[source]

# Contrastive Explanation Method¶

## Overview¶

The Contrastive Explanation Method (CEM) is based on the paper Explanations based on the Missing: Towards Constrastive Explanations with Pertinent Negatives and extends the code open sourced by the authors. CEM generates instance based local black box explanations for classification models in terms of Pertinent Positives (PP) and Pertinent Negatives (PN). For a PP, the method finds the features that should be minimally and sufficiently present (e.g. important pixels in an image) to predict the same class as on the original instance. PN’s on the other hand identify what features should be minimally and necessarily absent from the instance to be explained in order to maintain the original prediction class. The aim of PN’s is not to provide a full set of characteristics that should be absent in the explained instance, but to provide a minimal set that differentiates it from the closest different class. Intuitively, the Pertinent Positives could be compared to Anchors while Pertinent Negatives are similar to Counterfactuals. As the authors of the paper state, CEM can generate clear explanations of the form: “An input x is classified in class y because features $$f_{i}$$, …, $$f_{k}$$ are present and because features $$f_{m}$$, …, $$f_{p}$$ are absent.” The current implementation is most suitable for images and tabular data without categorical features.

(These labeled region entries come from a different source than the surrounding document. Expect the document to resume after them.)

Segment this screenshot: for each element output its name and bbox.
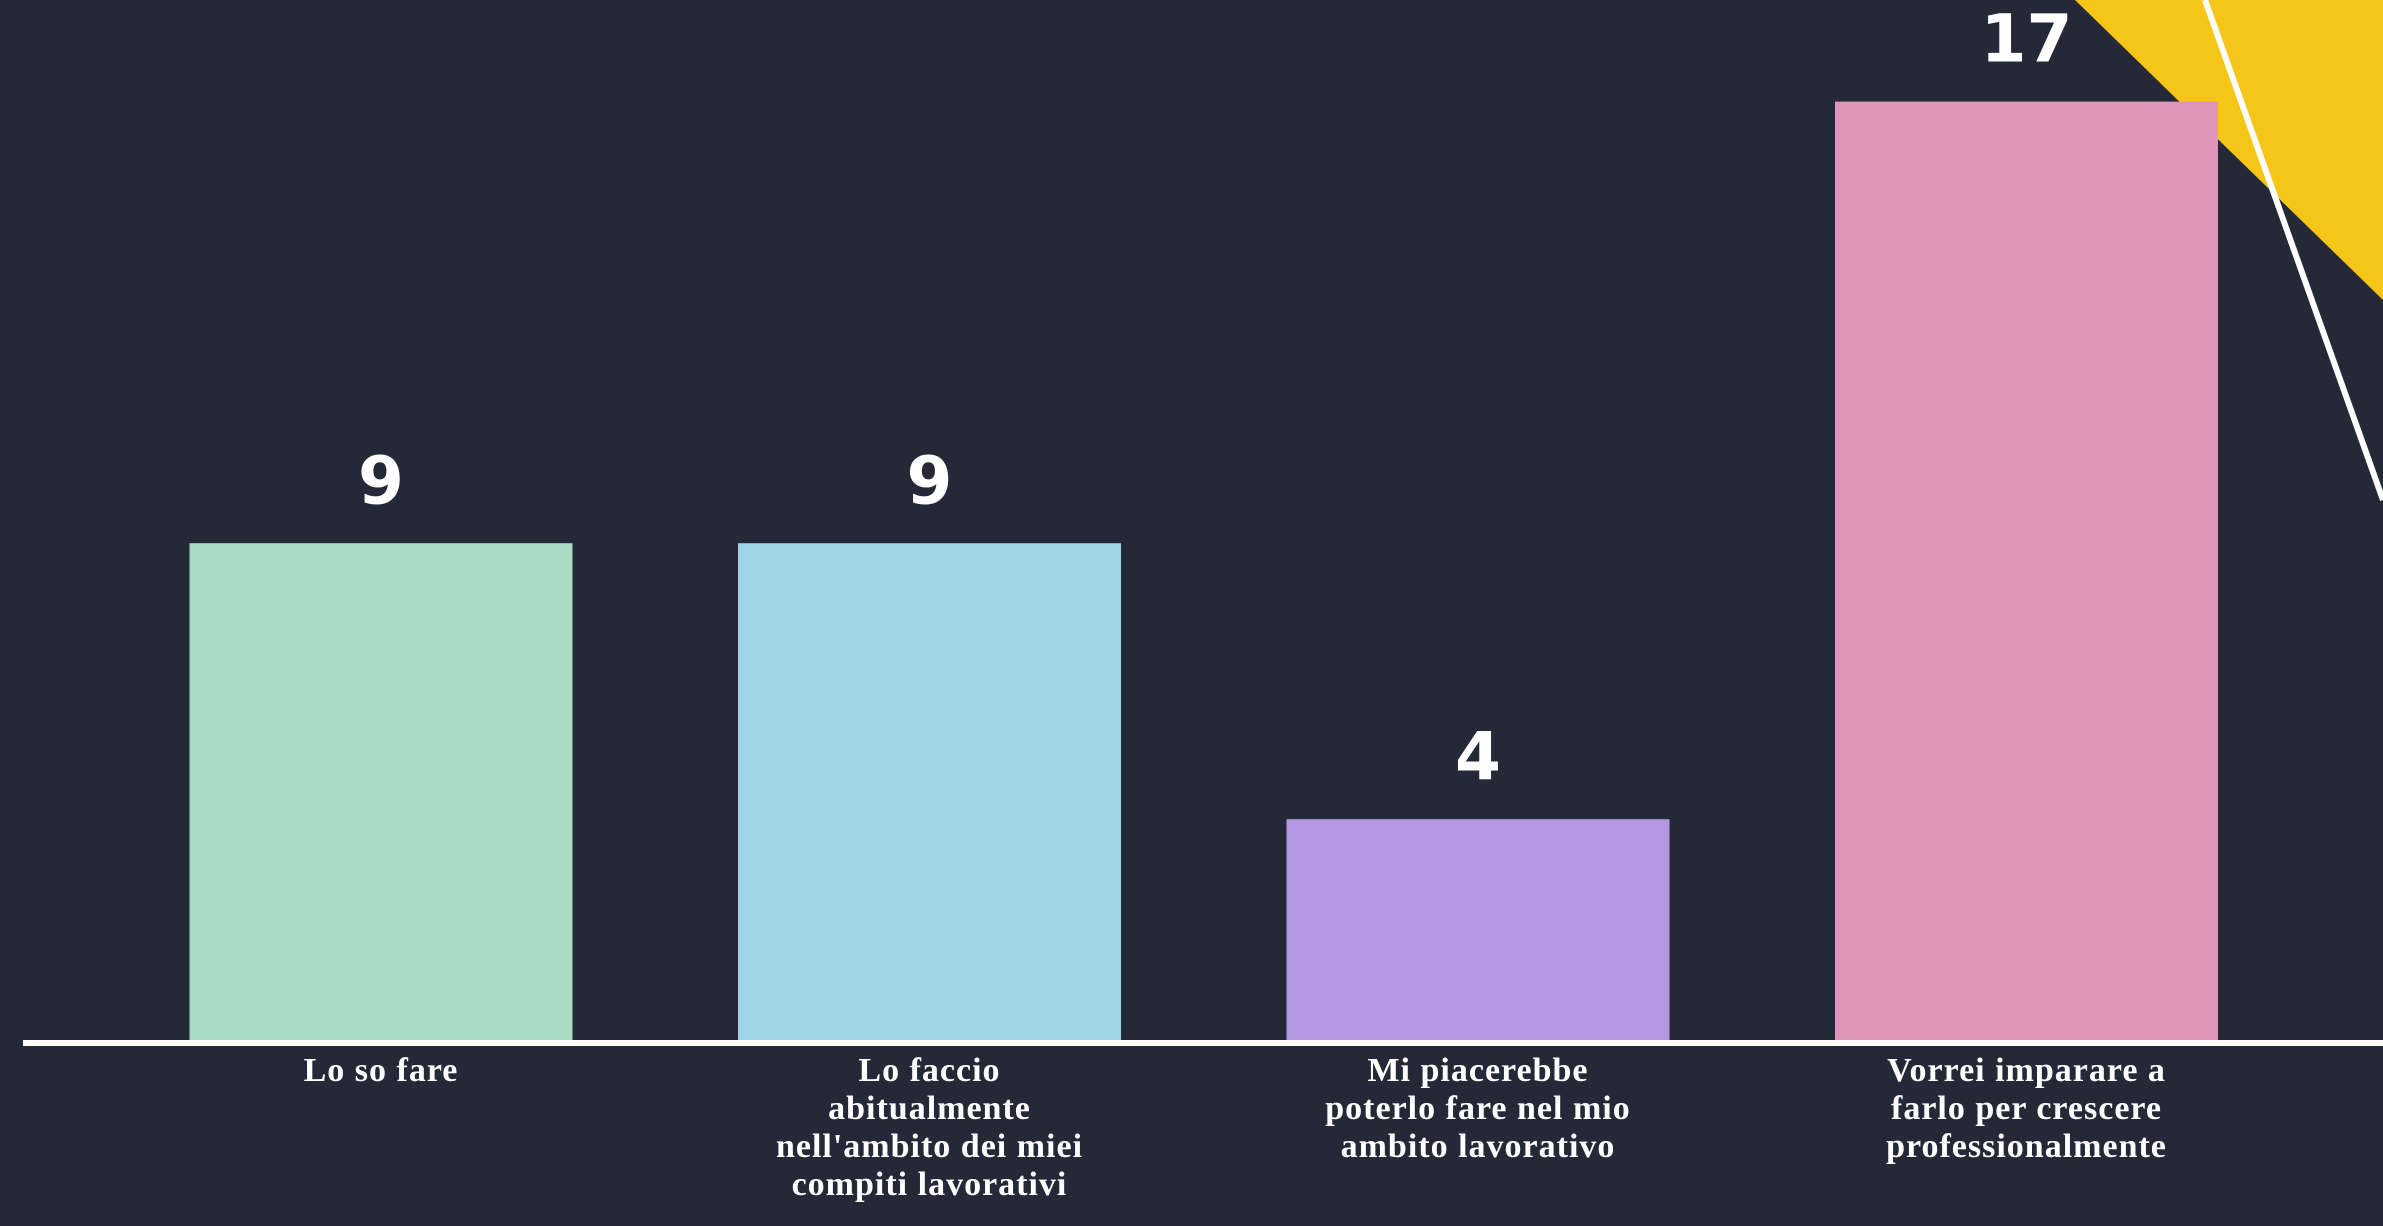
value-label: 4 [1455, 718, 1501, 795]
bar [1286, 819, 1670, 1040]
value-label: 9 [907, 442, 953, 519]
decoration-line [2202, 0, 2383, 502]
decoration [2075, 0, 2383, 300]
x-tick-label: Vorrei imparare a farlo per crescere pro… [1886, 1052, 2167, 1165]
x-tick-label: Lo faccio abitualmente nell'ambito dei m… [775, 1052, 1084, 1203]
x-tick-label: Lo so fare [303, 1052, 459, 1089]
value-label: 9 [358, 442, 404, 519]
x-tick-label: Mi piacerebbe poterlo fare nel mio ambit… [1325, 1052, 1631, 1165]
bar [738, 543, 1121, 1040]
bar [189, 543, 573, 1040]
bar [1835, 101, 2218, 1041]
value-label: 17 [1981, 1, 2073, 78]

In order to create interpretable PP’s and PN’s, feature-wise perturbation needs to be done in a meaningful way. To keep the perturbations sparse and close to the original instance, the objective function contains an elastic net ($$\beta$$$$L_{1}$$ + $$L_{2}$$) regularizer. Optionally, an auto-encoder can be trained to reconstruct instances of the training set. We can then introduce the $$L_{2}$$ reconstruction error of the perturbed instance as an additional loss term in our objective function. As a result, the perturbed instance lies close to the training data manifold.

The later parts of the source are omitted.